Traditionally, as the economic situation worsens, the workforce is reduced in order to cut expenses, i.e., layoffs occur. For example, in addressing the layoffs, Google CEO Sundar Pichai said that the business employed individuals two years ago based on a different economic reality than now. Employees are the most expensive expenditure in technology firms. As a result, they are often blamed in the name of cost-cutting. At this point, it makes no difference how hard or how long he worked for his employer.
Is Recession the Main Reason Behind Layoffs?:The same is confirmed by research results from two decades earlier.
In 2001, the well-known worldwide advisory company Bain & Company performed a year-long study of S&P 500 corporations (August 2000 to August 2001). In the months that followed, further study was conducted. “The fact is that shrinking for survival may ruin your firm,” it concludes. Following that, the study debunked four retrenchment misconceptions. a) The retrenchment was broad or severe; b) Shareholders like layoffs; c) All layoffs are terrible; and d) The choices were not too difficult.
According to Bain’s analysis, a corporation will fail to earn a financial profit until it removes employees from knowledge-based sectors for 18 months.
Why India’s Internet Growth Has Stalled?
Is Recession the Main Reason Behind Layoffs?: The typical recession, according to the Bain analysis, lasted just 11 months. However, firms began laying off workers as soon as they understood the recession had begun, even after 6 to 9 months had elapsed. This indicates that when the boom began, the firm did not have enough workers to capitalize on the opportunity.
Despite India’s economic growth, few jobs and meager pay for urban youth
According to the study, Bain urged firms to ask themselves certain critical considerations before terminating workers, which are listed below.
- Why is the firm doing so poorly? Is this incorrect product on the market the result of a fundamental problem?
- What is the company’s strategy, and what choices does it have? Is it possible to compete without layoffs?
- Which is more important? corporate jets, art collections, business class trips, or staff retention and goodwill.
- If retrenchment is required, how may it be done as compassionately as possible?

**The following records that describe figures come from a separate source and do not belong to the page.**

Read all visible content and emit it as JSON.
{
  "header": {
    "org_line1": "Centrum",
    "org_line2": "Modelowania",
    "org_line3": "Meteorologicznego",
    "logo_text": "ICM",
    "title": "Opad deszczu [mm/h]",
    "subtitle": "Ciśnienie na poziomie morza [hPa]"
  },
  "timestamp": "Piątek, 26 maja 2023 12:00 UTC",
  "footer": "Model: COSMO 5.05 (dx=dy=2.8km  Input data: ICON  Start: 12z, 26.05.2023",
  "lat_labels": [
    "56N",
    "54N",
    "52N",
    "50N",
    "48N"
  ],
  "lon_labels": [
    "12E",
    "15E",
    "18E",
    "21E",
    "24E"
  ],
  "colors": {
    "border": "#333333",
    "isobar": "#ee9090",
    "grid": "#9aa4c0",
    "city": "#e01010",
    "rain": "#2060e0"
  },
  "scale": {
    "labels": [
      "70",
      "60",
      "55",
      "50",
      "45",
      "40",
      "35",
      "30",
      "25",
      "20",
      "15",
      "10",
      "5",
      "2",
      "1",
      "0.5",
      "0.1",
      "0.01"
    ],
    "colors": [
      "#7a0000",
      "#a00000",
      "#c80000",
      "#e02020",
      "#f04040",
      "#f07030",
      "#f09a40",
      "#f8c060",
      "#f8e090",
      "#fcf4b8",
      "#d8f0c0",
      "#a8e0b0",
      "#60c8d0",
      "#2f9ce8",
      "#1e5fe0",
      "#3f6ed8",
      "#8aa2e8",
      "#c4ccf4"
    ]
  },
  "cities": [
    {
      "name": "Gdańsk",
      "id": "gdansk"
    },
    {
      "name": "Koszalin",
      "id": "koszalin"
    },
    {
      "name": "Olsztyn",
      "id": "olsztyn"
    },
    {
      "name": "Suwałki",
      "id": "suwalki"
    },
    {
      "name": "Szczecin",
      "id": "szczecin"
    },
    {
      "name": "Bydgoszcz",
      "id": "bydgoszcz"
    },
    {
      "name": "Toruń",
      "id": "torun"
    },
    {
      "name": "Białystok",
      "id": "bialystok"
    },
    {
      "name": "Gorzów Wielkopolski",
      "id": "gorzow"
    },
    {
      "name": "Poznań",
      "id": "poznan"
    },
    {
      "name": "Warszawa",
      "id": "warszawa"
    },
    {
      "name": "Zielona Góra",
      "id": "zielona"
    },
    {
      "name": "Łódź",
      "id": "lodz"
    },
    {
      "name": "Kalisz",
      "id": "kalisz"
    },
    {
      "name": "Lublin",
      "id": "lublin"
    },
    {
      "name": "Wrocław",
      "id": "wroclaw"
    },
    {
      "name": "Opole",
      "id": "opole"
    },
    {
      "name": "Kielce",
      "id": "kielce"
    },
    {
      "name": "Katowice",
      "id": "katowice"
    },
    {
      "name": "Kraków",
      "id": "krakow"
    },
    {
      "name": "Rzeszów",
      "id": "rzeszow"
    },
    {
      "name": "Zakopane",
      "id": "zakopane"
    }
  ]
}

- Another consultant, Fred Reichheld, authored a book on the subject (“Loyalty Rules”) in the mid-1990s, claiming that having a balanced approach to layoffs produces better company outcomes than just mimicking others.
- “All layoffs are depressingly identical,” the Bain analysis found. However, it is critical for workers, customers, and shareholders to determine if it is prudent to lay off or if they would be caught in a worse scenario in the future.
So, if CEOs of wealthy firms are laying off workers to placate the stock market, I would advise them to consider if they can manage a recession in any other manner; you may get an advantage over your competition by innovating or launching something new or bagging a fantastic bargain. Difficult circumstances put not just leadership but also character to the test.